PETALING JAYA: A basket of Asian currencies is feeling the heat this week, after latest comments from a US Federal Reserve (Fed) official again indicated the policymaker is not prepared to lower rates even as 2024 nears its second half.
The ringgit, perhaps not surprisingly, also edged lower from RM4.7105 to the dollar on June 20 to RM4.719 yesterday, as the greenback strengthened against most Asian notes including the Chinese yuan, the Japanese yen, the Singapore dollar and the Indonesian rupiah.
To be fair, none of this should come as a surprise as the Fed fund rates movement continues to hold the primary power of dictating the direction of most other forms of investments globally.
This became all the more relevant earlier in the week as Fed governor Michelle Bowman remarked that it was not time to start easing off on rates, in fact commenting that she was open to raising them if inflation does not pull back.
Her comments led Asian notes sliding to their weakest in more than 19 months, with the Bloomberg Asia Dollar Index easing 0.1% yesterday to the lowest level since November 2022.
The move came after the Philippine peso and the Indian rupee closed near record lows on Wednesday, while the South Korean won closed in on the key 1,400 per dollar level.
Although acknowledging that the pressure on Asian currencies this year has been relentless, head of Asian Foreign Exchange (forex) Research at HSBC Joey Chew, nevertheless, thinks the ringgit has been rather contained against the dollar compared to other currency pairs.
Being the world’s reserve currency, she emphasised that the greenback is strong because it is high yielding and has historically done well during periods of uncertainty in financial markets.
More pointedly, she said: “Recently, there have been surprises from various election outcomes.
“The market is probably preparing for more uncertainty ahead with the upcoming French and UK elections, and then the US elections later in the year.”
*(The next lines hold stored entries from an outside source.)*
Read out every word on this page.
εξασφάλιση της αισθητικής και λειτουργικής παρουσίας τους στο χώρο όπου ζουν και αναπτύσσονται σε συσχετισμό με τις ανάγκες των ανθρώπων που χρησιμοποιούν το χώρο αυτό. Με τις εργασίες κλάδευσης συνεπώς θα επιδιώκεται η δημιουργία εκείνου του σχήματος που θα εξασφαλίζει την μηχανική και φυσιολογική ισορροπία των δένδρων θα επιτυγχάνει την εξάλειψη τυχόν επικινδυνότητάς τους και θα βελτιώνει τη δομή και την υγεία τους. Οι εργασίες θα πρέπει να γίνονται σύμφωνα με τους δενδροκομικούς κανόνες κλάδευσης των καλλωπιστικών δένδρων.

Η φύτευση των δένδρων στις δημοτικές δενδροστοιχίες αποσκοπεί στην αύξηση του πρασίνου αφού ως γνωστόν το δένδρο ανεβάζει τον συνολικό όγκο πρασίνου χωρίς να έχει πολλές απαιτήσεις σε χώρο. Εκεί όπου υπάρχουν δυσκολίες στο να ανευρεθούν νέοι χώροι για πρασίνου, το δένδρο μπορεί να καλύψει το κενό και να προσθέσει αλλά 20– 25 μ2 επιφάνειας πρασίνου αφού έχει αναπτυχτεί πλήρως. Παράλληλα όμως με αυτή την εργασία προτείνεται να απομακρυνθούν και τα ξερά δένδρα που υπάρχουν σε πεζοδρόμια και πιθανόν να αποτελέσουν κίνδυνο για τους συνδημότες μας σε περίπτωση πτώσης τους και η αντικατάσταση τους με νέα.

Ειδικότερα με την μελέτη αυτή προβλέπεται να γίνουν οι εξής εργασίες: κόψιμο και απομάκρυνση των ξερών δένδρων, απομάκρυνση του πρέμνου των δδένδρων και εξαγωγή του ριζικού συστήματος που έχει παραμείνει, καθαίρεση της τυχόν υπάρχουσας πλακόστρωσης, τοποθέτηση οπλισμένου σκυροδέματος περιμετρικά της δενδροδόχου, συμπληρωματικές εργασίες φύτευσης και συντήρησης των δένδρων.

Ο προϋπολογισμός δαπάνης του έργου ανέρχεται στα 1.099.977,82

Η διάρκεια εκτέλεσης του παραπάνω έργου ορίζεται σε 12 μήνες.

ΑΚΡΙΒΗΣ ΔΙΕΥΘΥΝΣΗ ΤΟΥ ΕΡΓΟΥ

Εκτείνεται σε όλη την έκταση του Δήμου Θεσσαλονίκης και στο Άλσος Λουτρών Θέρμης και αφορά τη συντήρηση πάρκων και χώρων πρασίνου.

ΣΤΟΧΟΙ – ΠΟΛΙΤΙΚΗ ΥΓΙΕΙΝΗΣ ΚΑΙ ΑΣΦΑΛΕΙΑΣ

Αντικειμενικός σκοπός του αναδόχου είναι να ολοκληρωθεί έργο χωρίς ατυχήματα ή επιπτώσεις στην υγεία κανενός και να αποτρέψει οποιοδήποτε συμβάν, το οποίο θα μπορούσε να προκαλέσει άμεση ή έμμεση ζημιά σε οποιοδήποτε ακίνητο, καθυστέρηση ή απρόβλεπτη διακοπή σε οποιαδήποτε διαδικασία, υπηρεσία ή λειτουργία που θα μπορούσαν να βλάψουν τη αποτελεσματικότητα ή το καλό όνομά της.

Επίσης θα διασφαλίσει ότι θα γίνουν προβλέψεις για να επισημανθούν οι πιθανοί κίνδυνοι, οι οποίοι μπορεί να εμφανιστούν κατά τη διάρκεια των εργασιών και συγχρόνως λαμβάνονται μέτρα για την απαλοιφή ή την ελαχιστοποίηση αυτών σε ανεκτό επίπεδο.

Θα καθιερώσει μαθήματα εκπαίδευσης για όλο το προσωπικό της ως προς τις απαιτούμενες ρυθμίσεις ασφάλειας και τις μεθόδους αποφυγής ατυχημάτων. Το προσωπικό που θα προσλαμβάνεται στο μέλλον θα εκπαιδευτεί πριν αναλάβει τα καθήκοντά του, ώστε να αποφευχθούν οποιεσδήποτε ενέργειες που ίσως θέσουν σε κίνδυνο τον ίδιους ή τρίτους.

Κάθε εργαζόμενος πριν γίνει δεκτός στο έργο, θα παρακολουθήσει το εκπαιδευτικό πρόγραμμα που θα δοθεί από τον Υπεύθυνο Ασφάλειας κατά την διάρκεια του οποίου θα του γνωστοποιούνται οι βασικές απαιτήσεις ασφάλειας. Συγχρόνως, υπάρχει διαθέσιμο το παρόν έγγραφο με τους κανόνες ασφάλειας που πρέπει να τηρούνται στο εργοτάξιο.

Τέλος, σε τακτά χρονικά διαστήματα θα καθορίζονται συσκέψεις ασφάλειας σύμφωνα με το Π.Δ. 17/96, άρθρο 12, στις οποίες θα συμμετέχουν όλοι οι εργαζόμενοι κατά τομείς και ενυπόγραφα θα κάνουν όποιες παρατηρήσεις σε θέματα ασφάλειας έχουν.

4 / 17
Moreover, in recent weeks, Chew told StarBiz that the dollar has also been gaining on the yuan, as recent dividend outflows by Chinese companies to shareholders, which is expected to last up to August, are adding to the forex demand-supply imbalance that has been present in China since July last year.
She added that the relative stability of the ringgit against the dollar could be related to the persuasion from Malaysian authorities for government-linked companies to increase their forex supply or manage their forex demand.
“This is helping to buy time until the trade surplus improves, which we expect may happen later this year. Malaysia’s manufacturing purchasing managers’ index or PMI finally rose above 50 in May,” she said.
Chew added that her latest 2024 forecast for the local note against the greenback is RM4.68 by year-end.
At the same time, another economist at a local research firm believes Asian currencies would see more pressure compared to equities for as long as the Fed continues the stalemate on rates.
“As a whole, geopolitical tensions notwithstanding, we can see the global economy improving with pockets of demand coming especially from the technology sector, but the constraint on Asian notes would be persistent,” he said.
Hence, as the world waits with bated breath, the economist believes any change in rates this year will move markets and currencies in an inverse direction relative to the dollar.
He said: “Malaysia can itself do plenty to improve competitiveness and efficiency to strengthen the ringgit in general, but over the short term such as for the end of 2024, it is still the Fed that calls the shots as to how the local currency will perform against the dollar.”
In resonance with Chew’s perspective, Nouri Chatillon, economist at global credit insurance firm Coface said since the beginning of the year, Asian currencies have been under unabating depreciation pressure, as US interest rates have remained at high levels.
“Coupled with that, in its last meeting, the Fed scaled back its rate cut expectations from three in March to just one in June.
“This pushed the ‘higher for longer’ narrative, which is likely to translate into a ‘stronger for longer’ US dollar, thereby maintaining depreciation pressure on Asian currencies,” he explained.
Despite recent decreases in US inflation, he said the situation has remained sticky, which suggests that even if there is a Fed easing cycle the magnitude of rate cuts will be limited, offering only little room for Asian central banks to lower rates this year.
A reinforcement of the higher-for-longer narrative, due to further hawkish Fed officials’ remarks, could be a possible catalyst for the strengthening of the greenback this week, which in turn led to the weaknesses in Asian currencies, Chatillon said.
Stating that she is keeping a cautious stance pertaining to considering future changes in policy direction, the Fed’s Bowman indicated it would all be data-driven.
“Should the incoming data indicate that inflation is moving sustainably toward our 2% goal, it will eventually become appropriate to gradually lower the federal funds rate to prevent monetary policy from becoming overly restrictive,” she was reported to have said.
“However, we are still not yet at the point where it is appropriate to lower the policy rate,” she added.